Arguments by the Parties
Petitioners (CREDAI and project proponents)
- Projects completed or in final stages under 2017/2021 measures now face demolition, causing massive waste and public-exchequer loss.
- 2017 Notification and 2021 OM are valid statutory measures under Section 3 and Section 21 General Clauses Act—allowing retroactive EC.
- Equity demands relief for those who complied with procedural requirements but were blocked by litigation delays.
State (MoEF&CC) / Respondents
- 2017 Notification and 2021 OM exceed the statutory scheme and undermine mandatory prior-EC regime.
- Permitting ex-post-facto EC beyond six months runs counter to environmental jurisprudence laid down in Common Cause and Alembic.
- Judicial undertakings cannot expand or extend a statutory grace period.
Factual Background
In 2006, the MoEF&CC issued an EIA Notification requiring prior clearance for specified projects. In March 2017 a limited six-month window was opened for ex-post-facto clearance, extended to April 2018 by the Madras High Court. A 2021 Office Memorandum purported to lay down SOPs for handling violations beyond that window. Multiple writ petitions challenged both measures as illegal for permitting retroactive compliance.
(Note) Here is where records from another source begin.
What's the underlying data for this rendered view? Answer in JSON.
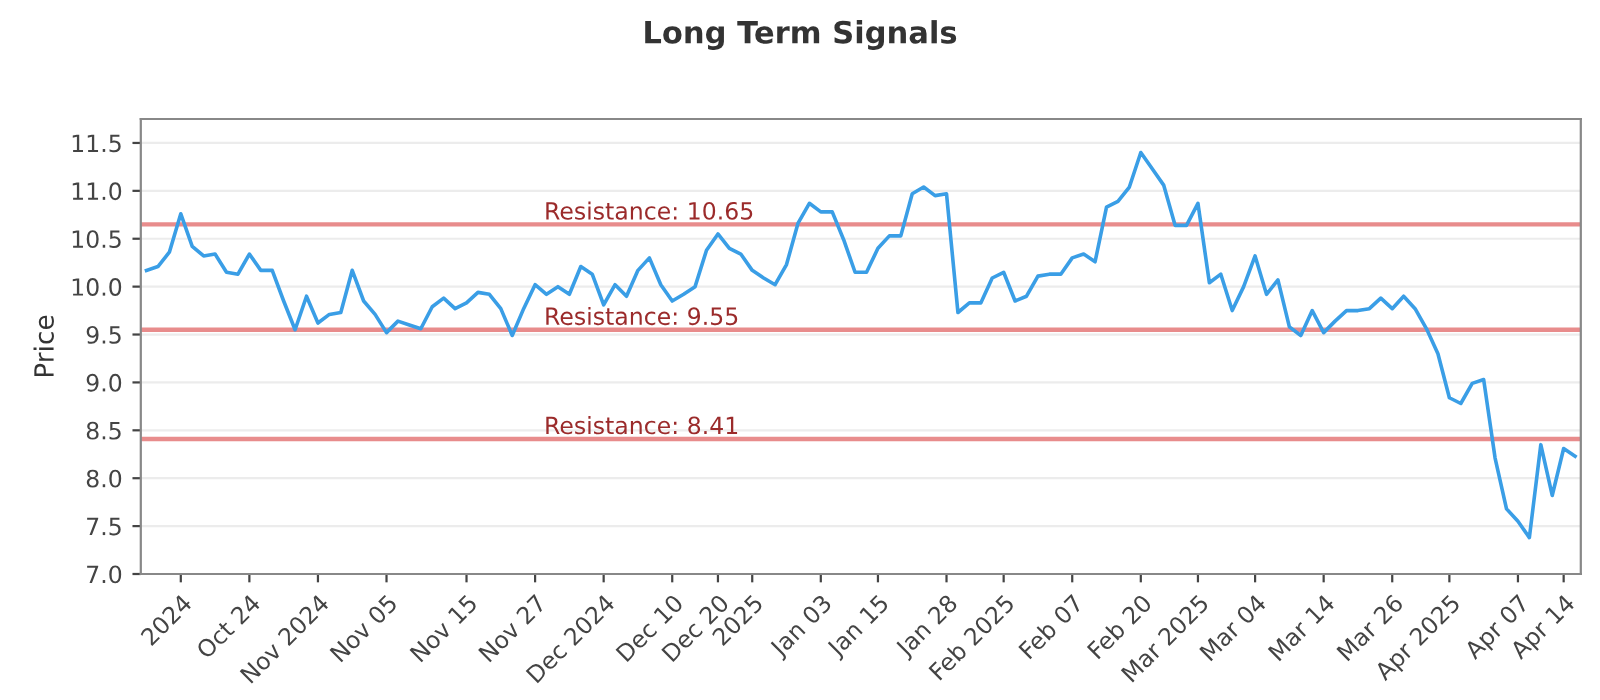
{
  "chart_data": {
    "type": "line",
    "title": "Long Term Signals",
    "ylabel": "Price",
    "categories": [
      null,
      null,
      null,
      "2024",
      null,
      null,
      null,
      null,
      null,
      "Oct 24",
      null,
      null,
      null,
      null,
      null,
      "Nov 2024",
      null,
      null,
      null,
      null,
      null,
      "Nov 05",
      null,
      null,
      null,
      null,
      null,
      null,
      "Nov 15",
      null,
      null,
      null,
      null,
      null,
      "Nov 27",
      null,
      null,
      null,
      null,
      null,
      "Dec 2024",
      null,
      null,
      null,
      null,
      null,
      "Dec 10",
      null,
      null,
      null,
      "Dec 20",
      null,
      null,
      "2025",
      null,
      null,
      null,
      null,
      null,
      "Jan 03",
      null,
      null,
      null,
      null,
      "Jan 15",
      null,
      null,
      null,
      null,
      null,
      "Jan 28",
      null,
      null,
      null,
      null,
      "Feb 2025",
      null,
      null,
      null,
      null,
      null,
      "Feb 07",
      null,
      null,
      null,
      null,
      null,
      "Feb 20",
      null,
      null,
      null,
      null,
      "Mar 2025",
      null,
      null,
      null,
      null,
      "Mar 04",
      null,
      null,
      null,
      null,
      null,
      "Mar 14",
      null,
      null,
      null,
      null,
      null,
      "Mar 26",
      null,
      null,
      null,
      null,
      "Apr 2025",
      null,
      null,
      null,
      null,
      null,
      "Apr 07",
      null,
      null,
      null,
      "Apr 14",
      null
    ],
    "series": [
      {
        "color": "#3a9ee6",
        "values": [
          10.17,
          10.21,
          10.36,
          10.76,
          10.42,
          10.32,
          10.34,
          10.15,
          10.13,
          10.34,
          10.17,
          10.17,
          9.85,
          9.55,
          9.9,
          9.62,
          9.71,
          9.73,
          10.17,
          9.85,
          9.71,
          9.52,
          9.64,
          9.6,
          9.56,
          9.79,
          9.88,
          9.77,
          9.83,
          9.94,
          9.92,
          9.77,
          9.49,
          9.77,
          10.02,
          9.92,
          10.0,
          9.92,
          10.21,
          10.13,
          9.81,
          10.02,
          9.9,
          10.17,
          10.3,
          10.02,
          9.85,
          9.92,
          10.0,
          10.38,
          10.55,
          10.4,
          10.34,
          10.17,
          10.09,
          10.02,
          10.23,
          10.66,
          10.87,
          10.78,
          10.78,
          10.49,
          10.15,
          10.15,
          10.4,
          10.53,
          10.53,
          10.97,
          11.04,
          10.95,
          10.97,
          9.73,
          9.83,
          9.83,
          10.09,
          10.15,
          9.85,
          9.9,
          10.11,
          10.13,
          10.13,
          10.3,
          10.34,
          10.26,
          10.83,
          10.89,
          11.04,
          11.4,
          11.23,
          11.06,
          10.64,
          10.64,
          10.87,
          10.04,
          10.13,
          9.75,
          10.0,
          10.32,
          9.92,
          10.07,
          9.58,
          9.49,
          9.75,
          9.52,
          9.64,
          9.75,
          9.75,
          9.77,
          9.88,
          9.77,
          9.9,
          9.77,
          9.56,
          9.3,
          8.84,
          8.78,
          8.99,
          9.03,
          8.21,
          7.68,
          7.55,
          7.38,
          8.35,
          7.82,
          8.31,
          8.23
        ]
      }
    ],
    "ylim": [
      7.0,
      11.75
    ],
    "yticks": [
      {
        "value": 7.0,
        "label": "7.0"
      },
      {
        "value": 7.5,
        "label": "7.5"
      },
      {
        "value": 8.0,
        "label": "8.0"
      },
      {
        "value": 8.5,
        "label": "8.5"
      },
      {
        "value": 9.0,
        "label": "9.0"
      },
      {
        "value": 9.5,
        "label": "9.5"
      },
      {
        "value": 10.0,
        "label": "10.0"
      },
      {
        "value": 10.5,
        "label": "10.5"
      },
      {
        "value": 11.0,
        "label": "11.0"
      },
      {
        "value": 11.5,
        "label": "11.5"
      }
    ],
    "grid": "y",
    "legend": false,
    "marker": "none",
    "line_style": "solid",
    "ref_lines": [
      {
        "axis": "y",
        "value": 10.65,
        "label": "Resistance: 10.65",
        "color": "#e88c8c"
      },
      {
        "axis": "y",
        "value": 9.55,
        "label": "Resistance: 9.55",
        "color": "#e88c8c"
      },
      {
        "axis": "y",
        "value": 8.41,
        "label": "Resistance: 8.41",
        "color": "#e88c8c"
      }
    ]
  }
}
The Supreme Court quashed them, protecting only clearances granted within the statutory window.
Statutory Analysis
- Section 3 EP Act: Empowers Central Government to regulate “industries, operations or processes” by prior EC under the precautionary principle.
- Rule 5 EP Rules: Mandates public consultation, scoping, appraisal before EC.
- EIA Notification 1994 & 2006: Require EC before new projects or expansions.
- 2017 Notification: Six-month retroactive window until April 2018—no further extension authorized.
- 2021 OM (SOP): Attempted new retroactive SOP; lacked statutory backing.
- Section 15 EP Act: Provides penalties for non-compliance—does not authorize regularization.
Dissenting / Concurring Opinion Summary
Dissenting (Ujjal Bhuyan, J.)
- Review not maintainable: 2017 Notification’s six-month window (extended to April 2018) clearly expired—no further applications.
- Subsequent decisions (Electrosteel/Pahwa/D. Swamy) validating retroactive SOP are per incuriam and not binding.
- Section 21 General Clauses Act allows amendment or repeal of notifications, but cannot legitimize ex-post-facto clearances outside prescribed window.
- Upholds strict stare decisis: Co-ordinate Benches cannot alter binding ratio without a larger Bench reference.
Concurring (K. Vinod Chandran, J.)
- Supports recall: Failure to reconcile later judgments with Common Cause/Alembic, mandates review.
- Emphasizes non-regression principle: environmental standards cannot be rolled back.
- Notes hardship to public infrastructure projects and environmental harm from forced demolition.
Alert Indicators
- 🚨 Breaking Precedent – Established law permitting only limited-window regularisation overturned by 2017/2021 measures.
- ✔ Precedent Followed – Common Cause; Alembic Pharmaceuticals.
- ⚖️ Split Verdict – 2–1 in review hearing.
- 🔄 Conflicting Decisions – Electrosteel Steels Ltd.; Pawha Plastics Private Ltd.; D. Swamy vs. the majority’s view.
- 📅 Time-Sensitive – Window for ex-post-facto EC clearly lapsed by April 2018; no new applications permitted.